Dear Doctor Sheldon:

Many thanks for your kindly letter of the 16th.

I must tell you exactly what moved me to write you, so that there may be no misapprehension. A Mr. E. E. Holm and his wife, superintendent and principal, respectively, at Ruskin, have been devoted friends of my work and me for many years. During a recent visit to Lincoln, Mr. Holm was talking about me to Dr. Wimberly of the University, and in the conversation Mr. Holm mentioned the rumor he had heard. (Where he heard it, I do not know.) Whereupon, Dr. Wimberly, I understand, said quite casually: "If it's true, I wonder if Neihardt might be interested." Holm then wrote me and suggested that, if the idea interested me, I might write for information to my old friend and neighbor of Bancroft, Hon. Allen G. Burke. I did write to Mr. Burke, for I feel very close to him; but before I received a reply, it seemed to me that I should have written directly to you, for I have never been a scheming person working under cover. No one suggested that I write to you. I was prompted to do so by my own feeling of respect for you and for myself.
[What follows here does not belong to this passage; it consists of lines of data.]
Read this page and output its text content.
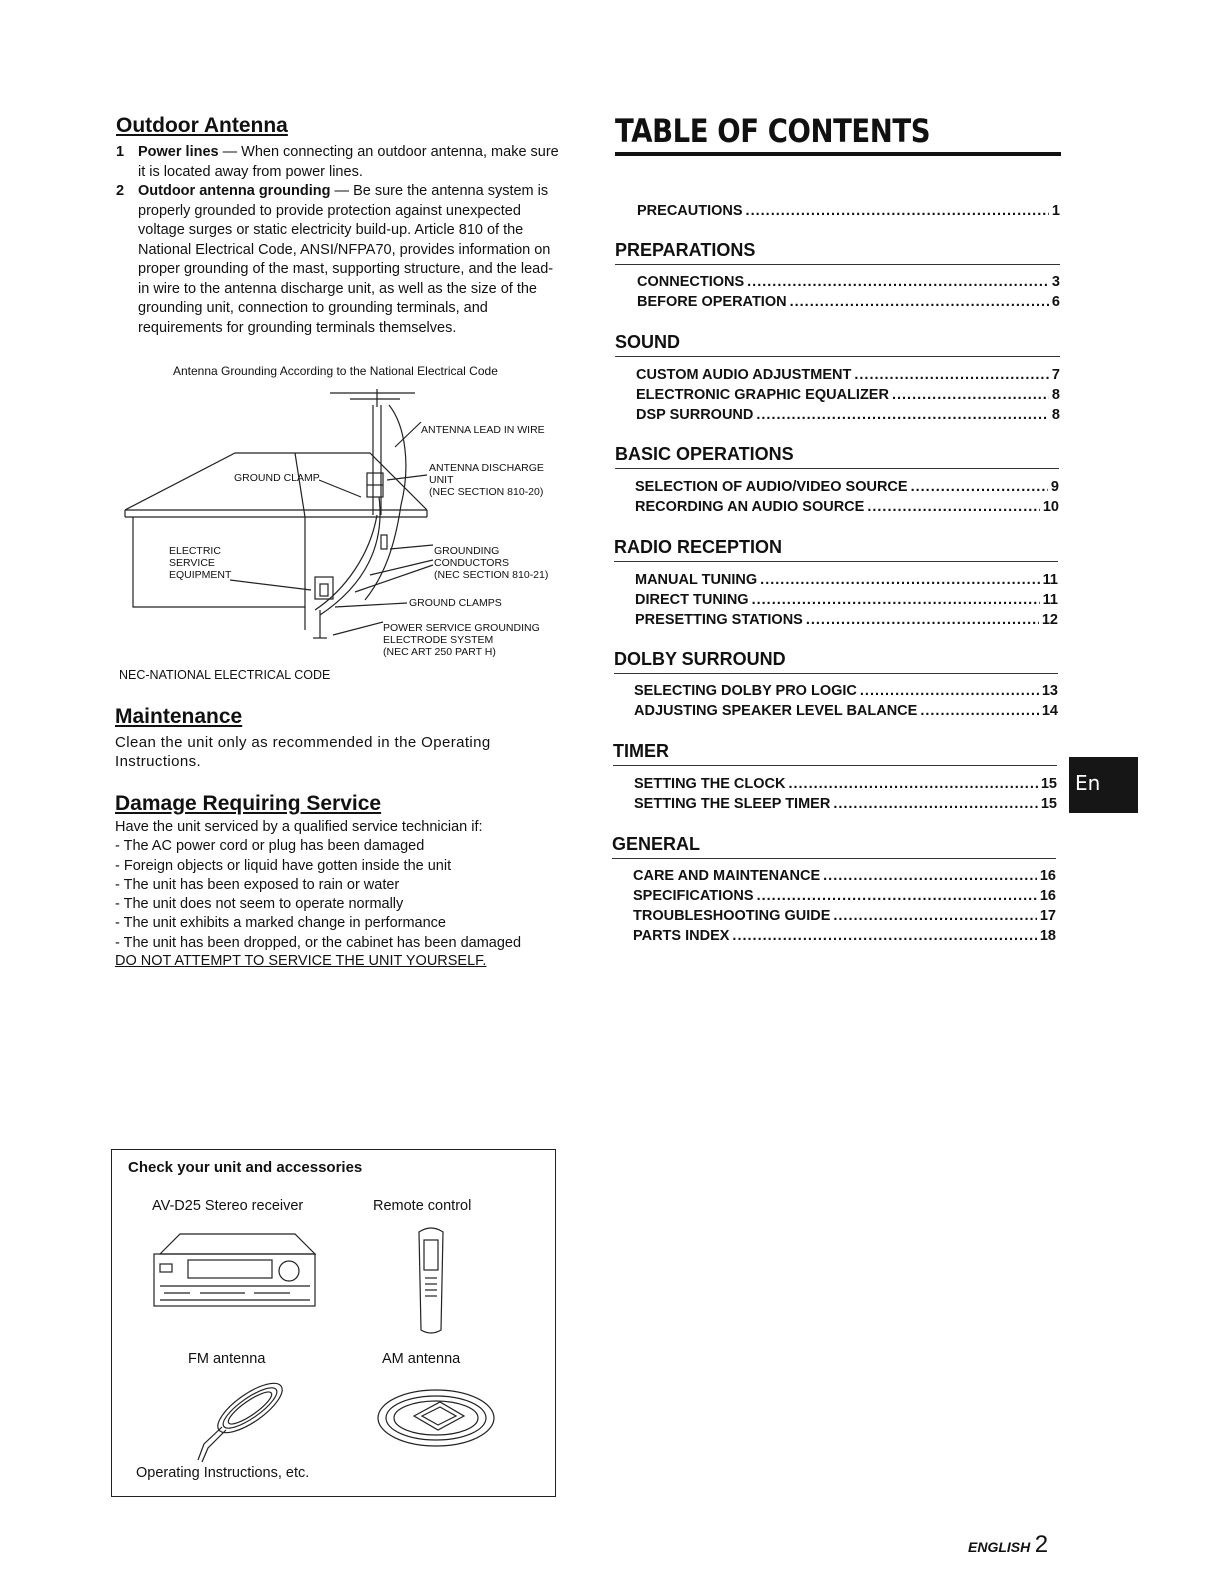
Outdoor Antenna
1 Power lines — When connecting an outdoor antenna, make sure it is located away from power lines.
2 Outdoor antenna grounding — Be sure the antenna system is properly grounded to provide protection against unexpected voltage surges or static electricity build-up. Article 810 of the National Electrical Code, ANSI/NFPA70, provides information on proper grounding of the mast, supporting structure, and the lead-in wire to the antenna discharge unit, as well as the size of the grounding unit, connection to grounding terminals, and requirements for grounding terminals themselves.
Antenna Grounding According to the National Electrical Code
ANTENNA LEAD IN WIRE
ANTENNA DISCHARGE
UNIT
(NEC SECTION 810-20)
GROUND CLAMP
ELECTRIC
SERVICE
EQUIPMENT
GROUNDING
CONDUCTORS
(NEC SECTION 810-21)
GROUND CLAMPS
POWER SERVICE GROUNDING
ELECTRODE SYSTEM
(NEC ART 250 PART H)
NEC-NATIONAL ELECTRICAL CODE
Maintenance
Clean the unit only as recommended in the Operating Instructions.
Damage Requiring Service
Have the unit serviced by a qualified service technician if:
- The AC power cord or plug has been damaged
- Foreign objects or liquid have gotten inside the unit
- The unit has been exposed to rain or water
- The unit does not seem to operate normally
- The unit exhibits a marked change in performance
- The unit has been dropped, or the cabinet has been damaged
DO NOT ATTEMPT TO SERVICE THE UNIT YOURSELF.
Check your unit and accessories
AV-D25 Stereo receiver	Remote control
FM antenna	AM antenna
Operating Instructions, etc.
TABLE OF CONTENTS
PRECAUTIONS .....	1
PREPARATIONS
CONNECTIONS .....	3
BEFORE OPERATION .....	6
SOUND
CUSTOM AUDIO ADJUSTMENT .....	7
ELECTRONIC GRAPHIC EQUALIZER .....	8
DSP SURROUND .....	8
BASIC OPERATIONS
SELECTION OF AUDIO/VIDEO SOURCE .....	9
RECORDING AN AUDIO SOURCE .....	10
RADIO RECEPTION
MANUAL TUNING .....	11
DIRECT TUNING .....	11
PRESETTING STATIONS .....	12
DOLBY SURROUND
SELECTING DOLBY PRO LOGIC .....	13
ADJUSTING SPEAKER LEVEL BALANCE .....	14
TIMER
SETTING THE CLOCK .....	15
SETTING THE SLEEP TIMER .....	15
GENERAL
CARE AND MAINTENANCE .....	16
SPECIFICATIONS .....	16
TROUBLESHOOTING GUIDE .....	17
PARTS INDEX .....	18
En
ENGLISH 2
A delayed reply from Mr. Burke seems to indicate that no such rumor is current in Lincoln. I have not heard from Dr. Wimberly, whose relation to the matter was merely casual.

It's all petty enough, but I'm not sorry I wrote you; for my letter brought a kindly note from you and a copy of the Brown Shingles brochure, which my wife and I cherish. We too have built a home with much living and loving; and the birds are happy in our secret garden where they come to drink at the fountain. We know what Brown Shingles must mean to you and your daughter—especially now that it is sanctified by the silent presence of the Lady of the Birds.